L'association sœur Emmanuelle demande à Laurent Wauquiez d'arrêter de penser à la place de sœur Emmanuelle

Publié à 17h12, le 27 septembre 2016 , Modifié à 17h23, le 27 septembre 2016

L'association sœur Emmanuelle demande à Laurent Wauquiez d'arrêter de penser à la place de sœur Emmanuelle
Laurent Wauquiez © AFP
Image Sylvain Chazot


Asmae, l'association sœur Emmanuelle, commence à en avoir un tout petit peu marre d'entendre Laurent Wauquiez parler au nom de la religieuse. L'organisation s'était déjà insurgée en juin dernier, par la voix de sa directrice Catherine Alvarez. L'ancienne collaboratrice de sœur Emmanuelle avait expliqué, sur France 2, n'avoir jamais entendu la "petite sœur des pauvres" parler de Laurent Wauquiez, alors que ce dernier raconte un peu partout l'avoir rencontrée à mainte reprises.

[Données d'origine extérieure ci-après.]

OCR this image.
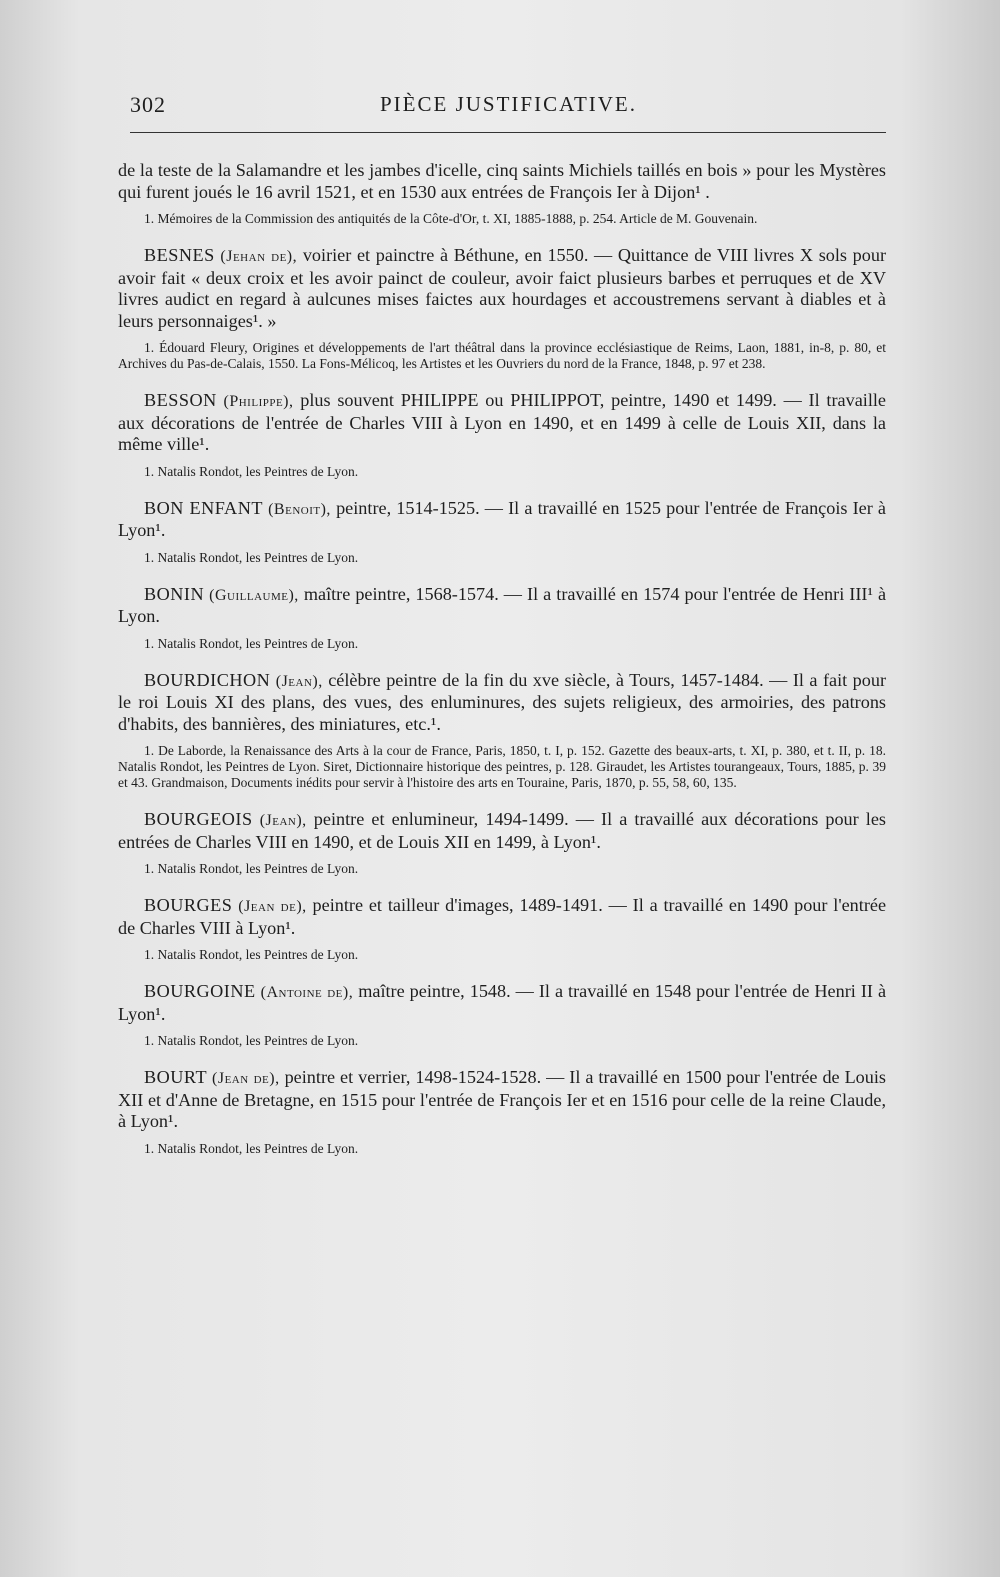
302	PIÈCE JUSTIFICATIVE.

de la teste de la Salamandre et les jambes d'icelle, cinq saints Michiels taillés en bois » pour les Mystères qui furent joués le 16 avril 1521, et en 1530 aux entrées de François Ier à Dijon¹ .

1. Mémoires de la Commission des antiquités de la Côte-d'Or, t. XI, 1885-1888, p. 254. Article de M. Gouvenain.

BESNES (Jehan de), voirier et painctre à Béthune, en 1550. — Quittance de VIII livres X sols pour avoir fait « deux croix et les avoir painct de couleur, avoir faict plusieurs barbes et perruques et de XV livres audict en regard à aulcunes mises faictes aux hourdages et accoustremens servant à diables et à leurs personnaiges¹. »

1. Édouard Fleury, Origines et développements de l'art théâtral dans la province ecclésiastique de Reims, Laon, 1881, in-8, p. 80, et Archives du Pas-de-Calais, 1550. La Fons-Mélicoq, les Artistes et les Ouvriers du nord de la France, 1848, p. 97 et 238.

BESSON (Philippe), plus souvent PHILIPPE ou PHILIPPOT, peintre, 1490 et 1499. — Il travaille aux décorations de l'entrée de Charles VIII à Lyon en 1490, et en 1499 à celle de Louis XII, dans la même ville¹.

1. Natalis Rondot, les Peintres de Lyon.

BON ENFANT (Benoit), peintre, 1514-1525. — Il a travaillé en 1525 pour l'entrée de François Ier à Lyon¹.

1. Natalis Rondot, les Peintres de Lyon.

BONIN (Guillaume), maître peintre, 1568-1574. — Il a travaillé en 1574 pour l'entrée de Henri III¹ à Lyon.

1. Natalis Rondot, les Peintres de Lyon.

BOURDICHON (Jean), célèbre peintre de la fin du xve siècle, à Tours, 1457-1484. — Il a fait pour le roi Louis XI des plans, des vues, des enluminures, des sujets religieux, des armoiries, des patrons d'habits, des bannières, des miniatures, etc.¹.

1. De Laborde, la Renaissance des Arts à la cour de France, Paris, 1850, t. I, p. 152. Gazette des beaux-arts, t. XI, p. 380, et t. II, p. 18. Natalis Rondot, les Peintres de Lyon. Siret, Dictionnaire historique des peintres, p. 128. Giraudet, les Artistes tourangeaux, Tours, 1885, p. 39 et 43. Grandmaison, Documents inédits pour servir à l'histoire des arts en Touraine, Paris, 1870, p. 55, 58, 60, 135.

BOURGEOIS (Jean), peintre et enlumineur, 1494-1499. — Il a travaillé aux décorations pour les entrées de Charles VIII en 1490, et de Louis XII en 1499, à Lyon¹.

1. Natalis Rondot, les Peintres de Lyon.

BOURGES (Jean de), peintre et tailleur d'images, 1489-1491. — Il a travaillé en 1490 pour l'entrée de Charles VIII à Lyon¹.

1. Natalis Rondot, les Peintres de Lyon.

BOURGOINE (Antoine de), maître peintre, 1548. — Il a travaillé en 1548 pour l'entrée de Henri II à Lyon¹.

1. Natalis Rondot, les Peintres de Lyon.

BOURT (Jean de), peintre et verrier, 1498-1524-1528. — Il a travaillé en 1500 pour l'entrée de Louis XII et d'Anne de Bretagne, en 1515 pour l'entrée de François Ier et en 1516 pour celle de la reine Claude, à Lyon¹.

1. Natalis Rondot, les Peintres de Lyon.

Rebelote lundi 26 septembre. Cette fois, Asmae dénonce les propos tenus par le président par intérim de Les Républicains sur LCI, dimanche. Dans l'émission Bureau Politique, le député de Haute-Loire tentait de faire croire que sœur Emmanuelle n'aurait pas été forcément opposée à sa position sur les migrants. Ce qui avait de quoi surprendre, surtout après le lancement par l'élu LR d'une pétition contre l'ouverture de centres d'accueil pour les migrants de la "jungle" de Calais. L'élu insiste en avançant que le religieuse a mené ses "batailles" à l'étranger, et non en France. "Je pense qu'elle dirait : 'la bataille, c'est en Égypte qu'il faut la mener, c'est au Soudan qu'il faut la mener '", assurait Laurent Wauquiez.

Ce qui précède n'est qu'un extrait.